Purtroppo questa è l’Italia degli italiani che, senza battere ciglio, votano per anni un partito che in 1 giorno scompare, quella che crede che tanto non si può cambiare nulla e quindi si astiene rendendo paradossalmente prezioso perfino il voto della vecchietta che internet non farà neanche in tempo a vederlo da lontano, ma che semmai a votare “ci tiene” per l’antica tradizione del diritto acquisito che si usa perché lo si ha. Che cosa potrà votare la vecchietta (che non vede né i sondaggi né i risultati) in un Paese con il 75% di popolazione anziana? Mah… Le donne votano da appena poco meno di 70 anni – ricordiamocelo – e ancora oggi il numero delle donne in Italia in valore assoluto è superiore a quello degli uomini. Fatevi due conti: per assurdo, da sole potrebbero eleggere un governo, potrebbero cambiare le critiche sorti demografiche dell’Italia (e invece hanno smesso di fare le madri), potrebbero eleggere ovunque tutte le donne che vogliono in qualunque posto (e invece per lo più sponsorizzano loro stesse gli uomini)… Eppure non è così perché – in media – le donne stanno a se stesse come gli italiani stanno all’Italia. Troppo spesso delegano le colpe e si appiccicano etichette. “Noi donne si funziona un po’ come i sondaggi” – direbbero in Toscana – e come il voto all’antica: la moda e il fashion pilotano lo sguardo e il potere mediatico del brand e dell’industria mette mano al portafoglio. Due sere fa, ascoltavo una conversazione tra due donne della mia età tutta intrappolata nelle ingannevoli trame della ragnatela occidentale dell’emancipazione, dell’indipendenza, del dominio sui propri uomini, del premio in denaro, dei diritti, del vittimismo e dell’uguaglianza, del matrimonio no, ecc… però il conto lo pagano sempre i maschi.
Penso al film di Muccino che ieri sera davano in prima serata su Rete 4 “La ricerca della felicità” con Will Smith, che bello! Che straordinario inno alla vita, alle cose davvero importanti, ai sogni, alla determinazione fatta di qualità, contenuti e volontà, alle scelte e alla forza colte dalla Provvidenza, all’amore per un figlio che va perennemente difeso dal qualunquismo e dall’ovvietà di questo mondo troppo spesso arreso davanti a sé: la storia vera di un padre che dal cesso di un metrò diventa milionario realizzando il sogno di una vita, spinto dall’amore, dalla fede, dalla gioia quotidianamente scoperta negli occhi di un bambino, contro la disperazione, senza mai perdere la speranza, senza mai dimenticare dove si va, su cosa si cammina…
Ecco, anche per oggi ho avuto modo di dispensare il mio “predicozzo” del giorno a chi si annoia a leggermi non superando mai la terza riga.Il fatto vero è che siamo noi a rendere ogni cosa complicata e che siamo noi a non volerla mai abbastanza. Potremmo cambiare il mondo se solo lo volessimo davvero, perché questo mondo (tutto quanto) è frutto delle nostre azioni e della nostra volontà, che potrebbe essere diversa; potremmo fare contenti tutti se solo imparassimo a vivere di ciò di cui abbiamo veramente bisogno; potremmo in molti casi lavorare meno se lavorassimo meglio e imparare a divertirci stando a casa con la nostra famiglia invece di rincorrere sempre quella sensazione amorfa che a molti fa credere che il divertimento sia altrove; potremmo lamentarci di meno e adoperarci di più in prima persona; potremmo non accontentarci di avere così poca cura dei nostri sogni, invece di passare il tempo a denigrare quelli degli altri… e potremmo allora perfino scoprire di farcela davvero.

Matteo 19, 30

“Molti dei primi saranno ultimi e gli ultimi i primi.”

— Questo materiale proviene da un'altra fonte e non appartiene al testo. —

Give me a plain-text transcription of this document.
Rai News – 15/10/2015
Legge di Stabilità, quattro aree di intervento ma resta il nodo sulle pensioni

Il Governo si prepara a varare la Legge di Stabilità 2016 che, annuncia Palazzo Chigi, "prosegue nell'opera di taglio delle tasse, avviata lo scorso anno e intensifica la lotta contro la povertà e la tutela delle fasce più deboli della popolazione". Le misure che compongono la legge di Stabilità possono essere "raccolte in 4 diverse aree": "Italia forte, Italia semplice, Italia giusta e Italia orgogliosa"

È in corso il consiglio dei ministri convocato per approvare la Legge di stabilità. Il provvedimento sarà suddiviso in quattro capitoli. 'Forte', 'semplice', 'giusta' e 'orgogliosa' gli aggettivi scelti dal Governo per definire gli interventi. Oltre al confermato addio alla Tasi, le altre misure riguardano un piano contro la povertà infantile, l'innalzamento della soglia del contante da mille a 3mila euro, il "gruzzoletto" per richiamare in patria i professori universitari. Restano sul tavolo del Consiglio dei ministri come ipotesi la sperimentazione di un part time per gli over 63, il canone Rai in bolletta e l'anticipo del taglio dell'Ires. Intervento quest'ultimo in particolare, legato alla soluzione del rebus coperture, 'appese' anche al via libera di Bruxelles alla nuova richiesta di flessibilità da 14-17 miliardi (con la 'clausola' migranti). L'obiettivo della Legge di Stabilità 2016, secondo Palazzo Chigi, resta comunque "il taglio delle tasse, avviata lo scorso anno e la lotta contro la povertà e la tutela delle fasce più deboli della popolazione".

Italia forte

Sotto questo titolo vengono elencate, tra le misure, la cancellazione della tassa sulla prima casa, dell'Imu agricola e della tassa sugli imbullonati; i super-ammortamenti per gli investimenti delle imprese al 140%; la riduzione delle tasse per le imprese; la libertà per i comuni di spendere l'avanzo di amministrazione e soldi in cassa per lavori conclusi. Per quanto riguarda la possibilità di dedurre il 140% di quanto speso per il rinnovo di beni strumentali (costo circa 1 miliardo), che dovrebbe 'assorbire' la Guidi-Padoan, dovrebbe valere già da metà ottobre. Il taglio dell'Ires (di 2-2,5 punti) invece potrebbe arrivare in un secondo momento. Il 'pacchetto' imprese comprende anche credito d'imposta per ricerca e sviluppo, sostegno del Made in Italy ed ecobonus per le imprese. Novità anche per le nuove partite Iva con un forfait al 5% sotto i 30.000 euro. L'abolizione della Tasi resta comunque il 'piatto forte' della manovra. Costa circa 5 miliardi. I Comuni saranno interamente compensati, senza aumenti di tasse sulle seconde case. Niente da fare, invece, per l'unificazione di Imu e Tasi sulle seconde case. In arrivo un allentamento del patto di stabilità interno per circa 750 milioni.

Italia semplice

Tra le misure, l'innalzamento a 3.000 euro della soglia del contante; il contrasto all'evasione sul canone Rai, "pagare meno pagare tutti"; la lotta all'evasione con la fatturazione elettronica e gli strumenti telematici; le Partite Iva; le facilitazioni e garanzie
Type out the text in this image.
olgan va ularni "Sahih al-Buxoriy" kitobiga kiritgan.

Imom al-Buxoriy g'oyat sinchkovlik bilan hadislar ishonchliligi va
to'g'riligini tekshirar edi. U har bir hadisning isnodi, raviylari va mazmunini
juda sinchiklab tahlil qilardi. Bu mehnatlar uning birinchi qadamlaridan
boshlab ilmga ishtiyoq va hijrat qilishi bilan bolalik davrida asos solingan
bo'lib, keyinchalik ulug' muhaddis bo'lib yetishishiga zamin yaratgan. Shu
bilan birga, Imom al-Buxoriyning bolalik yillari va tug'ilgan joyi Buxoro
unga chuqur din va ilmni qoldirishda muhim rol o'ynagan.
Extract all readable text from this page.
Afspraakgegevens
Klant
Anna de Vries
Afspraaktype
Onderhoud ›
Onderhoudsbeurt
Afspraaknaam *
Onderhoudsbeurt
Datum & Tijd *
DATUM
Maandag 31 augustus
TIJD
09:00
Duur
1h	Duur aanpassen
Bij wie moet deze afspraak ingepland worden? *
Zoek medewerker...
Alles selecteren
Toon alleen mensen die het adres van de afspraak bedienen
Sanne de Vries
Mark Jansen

Operare ogni giorno della nostra vita in ciò che accade per fare in modo che sia “diverso” se non va bene per com’è non è solo nostro diritto ma è soprattutto un nostro dovere. Non vi accontentate di guardare il mondo che non vi piace. Impegnatevi a tentare di cambiarlo.

Marco 9, 23

“Tutto è possibile per chi crede.”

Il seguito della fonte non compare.